DECLARE #parent TABLE (SampleID int,
SampleIDReplace int,
GroupID char(1))
INSERT INTO #parent (SampleID, SampleIDReplace, GroupID)
VALUES (1, -1, 'A'), (2, 1, 'A'), (3, -1, 'A'),
(4, -1, 'A'), (5, 4, 'A'), (6, 5, 'A'),
(7, -1, 'B'), (8, 7, 'B'), (9, 8, 'B')
DECLARE #child TABLE (ChildID int, ParentID int)
INSERT INTO #child (ChildID, ParentID)
VALUES (1, 4), (2, 7), (3, 1), (4, 3)
Desired results in child table, after the update script has been applied:
ChildID ParentID ParentID_ShouldBe
1 4 6 (4 replaced by 5, 5 replaced by 6)
2 7 9 (7 replaced by 8, 8 replaced by 9)
3 1 2 (1 replaced by 2)
4 3 3 (unchanged, never replaced)
The following returns what you are looking for:
with cte as (
select sampleid, sampleidreplace, 1 as num
from #parent
where sampleidreplace <> -1
union all
select p.sampleid, cte.sampleidreplace, cte.num+1
from #parent p join
cte
on p.sampleidreplace = cte.sampleId
)
select c.*, coalesce(p.sampleid, c.parentid)

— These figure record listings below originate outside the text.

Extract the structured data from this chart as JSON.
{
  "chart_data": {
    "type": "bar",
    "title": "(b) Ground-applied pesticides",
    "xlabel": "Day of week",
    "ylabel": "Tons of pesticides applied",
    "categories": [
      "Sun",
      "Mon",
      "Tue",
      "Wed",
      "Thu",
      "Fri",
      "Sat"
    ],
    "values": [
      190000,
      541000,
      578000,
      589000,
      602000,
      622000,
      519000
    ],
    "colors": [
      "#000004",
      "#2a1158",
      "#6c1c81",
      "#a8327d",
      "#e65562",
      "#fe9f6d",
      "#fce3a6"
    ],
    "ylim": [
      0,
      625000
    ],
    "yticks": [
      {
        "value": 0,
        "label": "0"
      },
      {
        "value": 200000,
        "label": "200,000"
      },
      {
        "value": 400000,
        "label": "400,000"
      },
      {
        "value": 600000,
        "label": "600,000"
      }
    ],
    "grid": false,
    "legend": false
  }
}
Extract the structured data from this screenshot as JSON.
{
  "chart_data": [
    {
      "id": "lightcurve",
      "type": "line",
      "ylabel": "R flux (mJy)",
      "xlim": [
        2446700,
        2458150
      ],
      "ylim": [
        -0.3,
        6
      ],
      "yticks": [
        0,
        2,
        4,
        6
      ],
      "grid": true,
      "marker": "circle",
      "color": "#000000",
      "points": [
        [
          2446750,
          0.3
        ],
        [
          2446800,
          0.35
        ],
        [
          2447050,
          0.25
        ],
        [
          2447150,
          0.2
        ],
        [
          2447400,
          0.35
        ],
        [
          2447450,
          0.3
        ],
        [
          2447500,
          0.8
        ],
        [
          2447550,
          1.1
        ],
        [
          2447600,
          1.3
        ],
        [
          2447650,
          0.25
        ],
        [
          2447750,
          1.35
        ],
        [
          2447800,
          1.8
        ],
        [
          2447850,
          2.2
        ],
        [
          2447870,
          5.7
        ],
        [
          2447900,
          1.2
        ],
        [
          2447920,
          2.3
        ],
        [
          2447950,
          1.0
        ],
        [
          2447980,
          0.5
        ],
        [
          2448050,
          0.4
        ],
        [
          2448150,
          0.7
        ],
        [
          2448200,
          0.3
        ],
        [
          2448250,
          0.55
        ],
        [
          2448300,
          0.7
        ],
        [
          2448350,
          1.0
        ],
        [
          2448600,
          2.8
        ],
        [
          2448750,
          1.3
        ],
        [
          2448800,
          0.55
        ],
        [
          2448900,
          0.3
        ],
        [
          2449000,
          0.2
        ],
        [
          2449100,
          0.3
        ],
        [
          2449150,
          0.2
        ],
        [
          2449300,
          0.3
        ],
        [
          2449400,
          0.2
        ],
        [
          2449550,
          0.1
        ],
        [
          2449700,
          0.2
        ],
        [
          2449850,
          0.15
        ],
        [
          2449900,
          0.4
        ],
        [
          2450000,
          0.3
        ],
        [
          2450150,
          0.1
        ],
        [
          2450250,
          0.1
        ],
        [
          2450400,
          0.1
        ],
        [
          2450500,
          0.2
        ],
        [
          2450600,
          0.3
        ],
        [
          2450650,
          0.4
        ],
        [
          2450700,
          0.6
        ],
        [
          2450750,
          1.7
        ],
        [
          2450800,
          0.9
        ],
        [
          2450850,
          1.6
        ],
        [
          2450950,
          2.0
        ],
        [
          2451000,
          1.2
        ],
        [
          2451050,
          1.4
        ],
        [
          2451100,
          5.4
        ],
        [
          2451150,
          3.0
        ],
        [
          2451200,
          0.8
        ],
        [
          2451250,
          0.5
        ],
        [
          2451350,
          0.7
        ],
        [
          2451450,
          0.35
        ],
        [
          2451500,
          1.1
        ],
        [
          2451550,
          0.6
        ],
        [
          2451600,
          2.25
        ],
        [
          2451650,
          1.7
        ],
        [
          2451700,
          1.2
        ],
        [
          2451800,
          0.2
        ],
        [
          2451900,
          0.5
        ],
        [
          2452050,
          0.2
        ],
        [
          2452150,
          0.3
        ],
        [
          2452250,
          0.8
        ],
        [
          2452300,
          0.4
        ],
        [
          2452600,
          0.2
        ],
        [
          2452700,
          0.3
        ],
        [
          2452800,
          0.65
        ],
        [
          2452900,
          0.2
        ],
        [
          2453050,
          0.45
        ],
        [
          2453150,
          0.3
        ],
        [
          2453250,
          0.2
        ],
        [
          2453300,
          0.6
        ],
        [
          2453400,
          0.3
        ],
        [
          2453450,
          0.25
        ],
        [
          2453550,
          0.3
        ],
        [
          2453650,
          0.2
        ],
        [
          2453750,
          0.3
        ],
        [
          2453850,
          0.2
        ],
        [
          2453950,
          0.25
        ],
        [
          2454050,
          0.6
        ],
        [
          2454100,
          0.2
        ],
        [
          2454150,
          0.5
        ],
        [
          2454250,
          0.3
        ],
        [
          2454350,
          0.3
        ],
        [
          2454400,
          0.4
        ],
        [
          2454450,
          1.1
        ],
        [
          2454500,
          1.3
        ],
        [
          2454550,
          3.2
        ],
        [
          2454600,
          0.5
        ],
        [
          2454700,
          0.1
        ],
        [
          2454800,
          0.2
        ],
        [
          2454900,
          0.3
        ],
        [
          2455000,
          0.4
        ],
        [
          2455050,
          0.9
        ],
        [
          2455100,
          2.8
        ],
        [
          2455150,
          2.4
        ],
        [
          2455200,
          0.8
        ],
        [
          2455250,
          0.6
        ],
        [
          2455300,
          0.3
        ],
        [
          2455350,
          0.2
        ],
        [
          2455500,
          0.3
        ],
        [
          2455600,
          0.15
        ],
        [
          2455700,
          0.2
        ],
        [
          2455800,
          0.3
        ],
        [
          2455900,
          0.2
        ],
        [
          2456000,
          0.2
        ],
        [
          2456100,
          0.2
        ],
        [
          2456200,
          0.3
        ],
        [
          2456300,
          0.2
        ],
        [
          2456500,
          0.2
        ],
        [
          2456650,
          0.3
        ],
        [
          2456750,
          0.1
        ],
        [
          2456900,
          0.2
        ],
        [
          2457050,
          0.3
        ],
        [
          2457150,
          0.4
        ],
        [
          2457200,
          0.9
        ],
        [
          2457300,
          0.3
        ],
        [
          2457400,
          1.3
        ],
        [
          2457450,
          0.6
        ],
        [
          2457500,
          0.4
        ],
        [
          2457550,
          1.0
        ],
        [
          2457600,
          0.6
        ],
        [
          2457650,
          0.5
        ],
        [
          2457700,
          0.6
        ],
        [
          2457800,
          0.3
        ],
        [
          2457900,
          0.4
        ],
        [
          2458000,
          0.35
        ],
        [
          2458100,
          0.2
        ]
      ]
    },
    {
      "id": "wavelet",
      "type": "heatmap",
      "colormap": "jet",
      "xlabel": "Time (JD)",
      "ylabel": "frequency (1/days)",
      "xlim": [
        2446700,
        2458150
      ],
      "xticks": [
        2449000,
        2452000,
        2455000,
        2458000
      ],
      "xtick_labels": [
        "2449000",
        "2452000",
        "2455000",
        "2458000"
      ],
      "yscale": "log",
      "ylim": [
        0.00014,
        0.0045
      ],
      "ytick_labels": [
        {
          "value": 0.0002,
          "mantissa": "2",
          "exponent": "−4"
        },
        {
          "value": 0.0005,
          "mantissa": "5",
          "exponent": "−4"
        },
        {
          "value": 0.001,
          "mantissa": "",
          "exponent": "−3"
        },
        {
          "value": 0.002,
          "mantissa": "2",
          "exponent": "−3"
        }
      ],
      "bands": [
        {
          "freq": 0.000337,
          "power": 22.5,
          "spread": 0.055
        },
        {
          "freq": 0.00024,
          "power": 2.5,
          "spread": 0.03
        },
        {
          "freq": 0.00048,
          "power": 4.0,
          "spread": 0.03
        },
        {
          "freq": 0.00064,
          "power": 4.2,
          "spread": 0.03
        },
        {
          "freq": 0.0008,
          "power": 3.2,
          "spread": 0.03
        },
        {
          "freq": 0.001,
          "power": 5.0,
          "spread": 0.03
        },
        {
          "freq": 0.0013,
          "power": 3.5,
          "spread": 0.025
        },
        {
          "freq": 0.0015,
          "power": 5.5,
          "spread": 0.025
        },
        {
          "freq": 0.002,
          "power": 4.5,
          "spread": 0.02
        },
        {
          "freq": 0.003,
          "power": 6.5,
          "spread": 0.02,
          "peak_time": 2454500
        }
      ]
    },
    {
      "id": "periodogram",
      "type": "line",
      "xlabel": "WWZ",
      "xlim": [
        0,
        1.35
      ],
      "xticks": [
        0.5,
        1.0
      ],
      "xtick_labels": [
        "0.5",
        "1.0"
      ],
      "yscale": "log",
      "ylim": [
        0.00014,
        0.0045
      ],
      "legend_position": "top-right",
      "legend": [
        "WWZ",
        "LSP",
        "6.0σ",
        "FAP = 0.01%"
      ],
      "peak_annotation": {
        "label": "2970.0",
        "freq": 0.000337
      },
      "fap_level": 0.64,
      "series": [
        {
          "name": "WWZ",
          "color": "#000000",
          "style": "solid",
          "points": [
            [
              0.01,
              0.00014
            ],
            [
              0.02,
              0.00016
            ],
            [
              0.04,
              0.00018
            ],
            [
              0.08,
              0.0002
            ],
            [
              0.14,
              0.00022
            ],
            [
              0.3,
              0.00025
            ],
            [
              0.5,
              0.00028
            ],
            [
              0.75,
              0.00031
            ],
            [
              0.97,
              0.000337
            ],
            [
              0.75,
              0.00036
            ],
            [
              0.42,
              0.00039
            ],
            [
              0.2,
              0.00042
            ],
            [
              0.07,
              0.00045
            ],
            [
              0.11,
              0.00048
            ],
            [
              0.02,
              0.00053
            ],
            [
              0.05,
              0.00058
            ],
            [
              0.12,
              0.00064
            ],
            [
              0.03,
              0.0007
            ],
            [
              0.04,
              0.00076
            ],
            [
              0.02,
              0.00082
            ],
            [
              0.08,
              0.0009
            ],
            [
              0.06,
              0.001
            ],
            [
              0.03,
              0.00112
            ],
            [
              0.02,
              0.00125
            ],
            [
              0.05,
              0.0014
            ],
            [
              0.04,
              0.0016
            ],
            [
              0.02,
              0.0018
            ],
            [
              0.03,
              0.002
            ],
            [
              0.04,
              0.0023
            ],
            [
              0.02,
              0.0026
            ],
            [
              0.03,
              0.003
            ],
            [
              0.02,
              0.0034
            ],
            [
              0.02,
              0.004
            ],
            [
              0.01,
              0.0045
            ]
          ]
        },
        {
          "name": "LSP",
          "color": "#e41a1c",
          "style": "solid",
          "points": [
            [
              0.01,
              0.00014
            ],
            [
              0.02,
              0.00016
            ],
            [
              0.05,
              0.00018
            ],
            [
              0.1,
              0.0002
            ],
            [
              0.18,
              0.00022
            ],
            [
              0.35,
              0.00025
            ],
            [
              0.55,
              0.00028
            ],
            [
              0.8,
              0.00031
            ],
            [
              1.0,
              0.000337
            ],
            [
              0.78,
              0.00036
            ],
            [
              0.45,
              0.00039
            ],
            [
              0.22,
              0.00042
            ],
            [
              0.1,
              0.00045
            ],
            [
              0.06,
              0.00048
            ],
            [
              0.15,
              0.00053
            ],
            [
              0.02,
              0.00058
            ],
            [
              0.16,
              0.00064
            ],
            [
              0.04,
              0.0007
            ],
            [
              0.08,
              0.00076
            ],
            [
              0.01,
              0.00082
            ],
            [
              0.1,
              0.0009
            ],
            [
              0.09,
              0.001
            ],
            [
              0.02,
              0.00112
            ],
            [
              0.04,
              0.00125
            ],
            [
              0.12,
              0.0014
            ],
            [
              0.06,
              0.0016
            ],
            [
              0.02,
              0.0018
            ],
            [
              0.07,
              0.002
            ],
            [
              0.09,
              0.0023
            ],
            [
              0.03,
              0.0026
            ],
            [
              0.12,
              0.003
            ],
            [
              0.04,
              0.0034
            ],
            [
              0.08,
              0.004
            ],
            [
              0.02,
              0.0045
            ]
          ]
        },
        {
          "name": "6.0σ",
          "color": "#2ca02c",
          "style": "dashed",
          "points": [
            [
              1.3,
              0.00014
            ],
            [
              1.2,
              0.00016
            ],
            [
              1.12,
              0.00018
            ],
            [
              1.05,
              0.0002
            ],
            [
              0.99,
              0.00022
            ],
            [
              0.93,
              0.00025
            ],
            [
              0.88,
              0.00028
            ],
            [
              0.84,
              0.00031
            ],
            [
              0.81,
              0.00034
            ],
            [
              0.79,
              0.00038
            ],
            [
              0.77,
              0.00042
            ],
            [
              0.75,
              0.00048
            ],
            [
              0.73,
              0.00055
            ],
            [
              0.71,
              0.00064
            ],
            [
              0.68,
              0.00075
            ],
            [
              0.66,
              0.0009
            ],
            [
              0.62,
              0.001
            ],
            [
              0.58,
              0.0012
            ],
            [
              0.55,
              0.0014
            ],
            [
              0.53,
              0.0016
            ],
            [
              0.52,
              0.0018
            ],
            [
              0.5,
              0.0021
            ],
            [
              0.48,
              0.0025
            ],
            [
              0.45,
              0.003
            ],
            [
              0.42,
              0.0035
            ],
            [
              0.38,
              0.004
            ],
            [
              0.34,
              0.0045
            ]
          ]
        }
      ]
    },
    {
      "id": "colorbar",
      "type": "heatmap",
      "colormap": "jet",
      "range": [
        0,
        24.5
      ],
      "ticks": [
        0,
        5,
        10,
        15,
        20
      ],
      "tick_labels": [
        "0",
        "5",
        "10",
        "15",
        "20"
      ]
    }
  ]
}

from #child c left outer join
(select ROW_NUMBER() over (partition by sampleidreplace order by num desc) as seqnum, *
from cte
) p
on c.ParentID = p.SampleIDReplace and p.seqnum = 1
The recursive part keeps track of every correspondence (4-->5, 4-->6). The addition number is a "generation" count. We actually want the last generation. This is identified by using the row_number() function, ordering by the num in decreasing order -- hence the p.seqnum = 1.
Ok, so it took me a while and there are probably better ways to do it, but here is one option.
DECLARE #parent TABLE (SampleID int,
SampleIDReplace int,
GroupID char(1))
INSERT INTO #parent (SampleID, SampleIDReplace, GroupID)
VALUES (1, -1, 'A'), (2, 1, 'A'), (3, -1, 'A'),
(4, -1, 'A'), (5, 4, 'A'), (6, 5, 'A'),
(7, -1, 'B'), (8, 7, 'B'), (9, 8, 'B')
DECLARE #child TABLE (ChildID int, ParentID int)
INSERT INTO #child (ChildID, ParentID)
VALUES (1, 4), (2, 7), (3, 1), (4, 3)
;WITH RecursiveParent1 AS
(
SELECT SampleIDReplace, SampleID, 1 RecursionLevel
FROM #parent
WHERE SampleIDReplace != -1
UNION ALL
SELECT A.SampleIDReplace, B.SampleID, RecursionLevel + 1
FROM RecursiveParent1 A
INNER JOIN #parent B
ON A.SampleId = B.SampleIDReplace
),RecursiveParent2 AS
(
SELECT *,
ROW_NUMBER() OVER(PARTITION BY SampleIdReplace ORDER BY RecursionLevel DESC) RN
FROM RecursiveParent1
)
SELECT A.ChildID, ISNULL(B.ParentID,A.ParentID) ParentID
FROM #child A
LEFT JOIN ( SELECT SampleIDReplace, SampleID ParentID
FROM RecursiveParent2
WHERE RN = 1) B
ON A.ParentID = B.SampleIDReplace
OPTION(MAXRECURSION 500)
I've got a iterative SQL loop that I think sorts this out as follows:
WHILE EXISTS (SELECT * FROM #child C INNER JOIN #parent P ON C.ParentID = P.SampleIDReplace WHERE P.SampleIDReplace > -1)
BEGIN
UPDATE #child
SET ParentID = SampleID
FROM #parent
WHERE #child.ParentID = SampleIDReplace
END
Basically, the while condition compares the contents of the parent ID column in the child table and sees if there is a matching value in the SampleIDReplace column of the parent table. If there is, it goes and gets the SampleID of that record. It only stops when the join results in every SampleIDReplace being -1, meaning we have nothing else to do.
On your sample data, the above results in the expected output.
Note that I had to use temp tables rather than table variables here in order for the table to be accessible within the loop. If you have to use table variables then there would need to be a bit more surgery done.
Clearly if you have deep replacement hierarchies then you'll do quite a few updates, which may be a consideration when looking to perform the query against a production database.